In light of the degree of success I had on Thursday and Friday trading Numerical Price Prediction by means of a demo account I opened using Nadex’s “new” beta platform, I plan to see if the exchange will reactivate my live account, which the company suspended due to my prolonged period of inactivity.
This is because the potential to realize exponential growth with respect to my initial balance is much greater at Nadex then it is at OANDA.
However, to conduct this exercise via Nadex, I’m going to have to break the 1% risk-/money-management rule that prohibits risking more the 1% of one’s total account on any single trade.
However, it’s not quite as bad as one might argue. Technically, purchasing a GBPUSD two-hour binary option call contract for $61 would be risking a whopping 63% of a $100 account including fees. However, because Numerical Price Prediction purports to enable one to “read” precisely what’s going on in the market at any given moment, a trader should never remain in a losing position until expiry.

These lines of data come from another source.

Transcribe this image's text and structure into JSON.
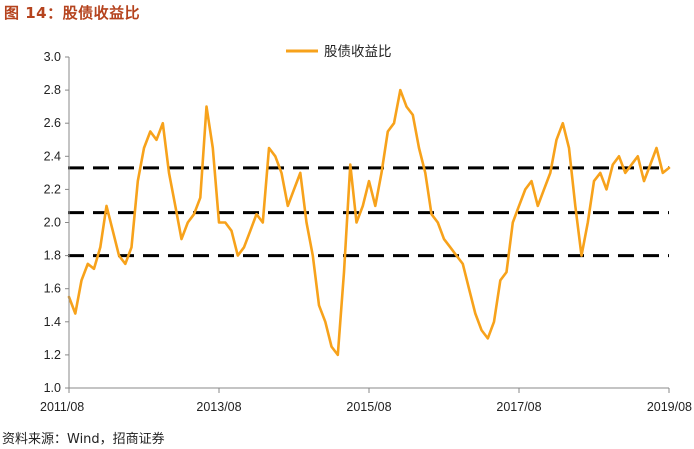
{
  "figure_title": "图 14：股债收益比",
  "source_note": "资料来源：Wind，招商证券",
  "colors": {
    "series": "#f7a21b",
    "ref_lines": "#000000",
    "title": "#b5431e"
  },
  "chart_data": {
    "type": "line",
    "title": "",
    "xlabel": "",
    "ylabel": "",
    "ylim": [
      1.0,
      3.0
    ],
    "yticks": [
      "1.0",
      "1.2",
      "1.4",
      "1.6",
      "1.8",
      "2.0",
      "2.2",
      "2.4",
      "2.6",
      "2.8",
      "3.0"
    ],
    "xlim": [
      "2011/08",
      "2019/08"
    ],
    "xticks": [
      "2011/08",
      "2013/08",
      "2015/08",
      "2017/08",
      "2019/08"
    ],
    "legend": "top-center",
    "series": [
      {
        "name": "股债收益比",
        "style": "solid",
        "x": [
          "2011/08",
          "2011/09",
          "2011/10",
          "2011/11",
          "2011/12",
          "2012/01",
          "2012/02",
          "2012/03",
          "2012/04",
          "2012/05",
          "2012/06",
          "2012/07",
          "2012/08",
          "2012/09",
          "2012/10",
          "2012/11",
          "2012/12",
          "2013/01",
          "2013/02",
          "2013/03",
          "2013/04",
          "2013/05",
          "2013/06",
          "2013/07",
          "2013/08",
          "2013/09",
          "2013/10",
          "2013/11",
          "2013/12",
          "2014/01",
          "2014/02",
          "2014/03",
          "2014/04",
          "2014/05",
          "2014/06",
          "2014/07",
          "2014/08",
          "2014/09",
          "2014/10",
          "2014/11",
          "2014/12",
          "2015/01",
          "2015/02",
          "2015/03",
          "2015/04",
          "2015/05",
          "2015/06",
          "2015/07",
          "2015/08",
          "2015/09",
          "2015/10",
          "2015/11",
          "2015/12",
          "2016/01",
          "2016/02",
          "2016/03",
          "2016/04",
          "2016/05",
          "2016/06",
          "2016/07",
          "2016/08",
          "2016/09",
          "2016/10",
          "2016/11",
          "2016/12",
          "2017/01",
          "2017/02",
          "2017/03",
          "2017/04",
          "2017/05",
          "2017/06",
          "2017/07",
          "2017/08",
          "2017/09",
          "2017/10",
          "2017/11",
          "2017/12",
          "2018/01",
          "2018/02",
          "2018/03",
          "2018/04",
          "2018/05",
          "2018/06",
          "2018/07",
          "2018/08",
          "2018/09",
          "2018/10",
          "2018/11",
          "2018/12",
          "2019/01",
          "2019/02",
          "2019/03",
          "2019/04",
          "2019/05",
          "2019/06",
          "2019/07",
          "2019/08"
        ],
        "values": [
          1.55,
          1.45,
          1.65,
          1.75,
          1.72,
          1.85,
          2.1,
          1.95,
          1.8,
          1.75,
          1.85,
          2.25,
          2.45,
          2.55,
          2.5,
          2.6,
          2.3,
          2.1,
          1.9,
          2.0,
          2.05,
          2.15,
          2.7,
          2.45,
          2.0,
          2.0,
          1.95,
          1.8,
          1.85,
          1.95,
          2.05,
          2.0,
          2.45,
          2.4,
          2.3,
          2.1,
          2.2,
          2.3,
          2.0,
          1.8,
          1.5,
          1.4,
          1.25,
          1.2,
          1.7,
          2.35,
          2.0,
          2.1,
          2.25,
          2.1,
          2.3,
          2.55,
          2.6,
          2.8,
          2.7,
          2.65,
          2.45,
          2.3,
          2.05,
          2.0,
          1.9,
          1.85,
          1.8,
          1.75,
          1.6,
          1.45,
          1.35,
          1.3,
          1.4,
          1.65,
          1.7,
          2.0,
          2.1,
          2.2,
          2.25,
          2.1,
          2.2,
          2.3,
          2.5,
          2.6,
          2.45,
          2.1,
          1.8,
          2.0,
          2.25,
          2.3,
          2.2,
          2.35,
          2.4,
          2.3,
          2.35,
          2.4,
          2.25,
          2.35,
          2.45,
          2.3,
          2.33
        ]
      },
      {
        "style": "dashed",
        "x": [
          "2011/08",
          "2019/08"
        ],
        "values": [
          2.33,
          2.33
        ]
      },
      {
        "style": "dashed",
        "x": [
          "2011/08",
          "2019/08"
        ],
        "values": [
          2.06,
          2.06
        ]
      },
      {
        "style": "dashed",
        "x": [
          "2011/08",
          "2019/08"
        ],
        "values": [
          1.8,
          1.8
        ]
      }
    ]
  }
}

Supposedly, the NPP forecast model equips traders with the ability to interpret exactly what the market is apt to do next. Consequently, a position should never ever turn against the trader. If it does, it means the model was wrong, in which case, the trader should abandon the position immediately because, hypothetically, no prediction should ever go wrong when trading this system and one can therefore assume that things have gone seriously awry.
There is no waiting around to see if the situation changes such that factors are once again lining up in one’s favor. A trader can do all the observing and evaluating s/he wants after having closed the position. And should circumstances indeed change, s/he can reenter the position under the new set of conditions. In any event, there should be no hesitation whatsoever about cutting losses short the moment price action contradicts expectations because theoretically, this should never happen.
Second, if NPP is as reliable as it claims to be, the trader should be correct at least eight times out of ten. So even if s/he loses 10% on a single trade after heeding the above advice, s/he would nonetheless experience overwhelming success in the long run.
Of course, by starting off with a tiny account, a trader could blow everything and it still wouldn’t be all that big of a deal. Starting off with a hundred bucks and losing it all would still only be a loss of a hundred bucks. But again, hypothetically, that shouldn’t happen anyway. And as the account balance begins to grow, that $63 will decrease proportionally until it is indeed no more that 1% of the $6,300 account balance.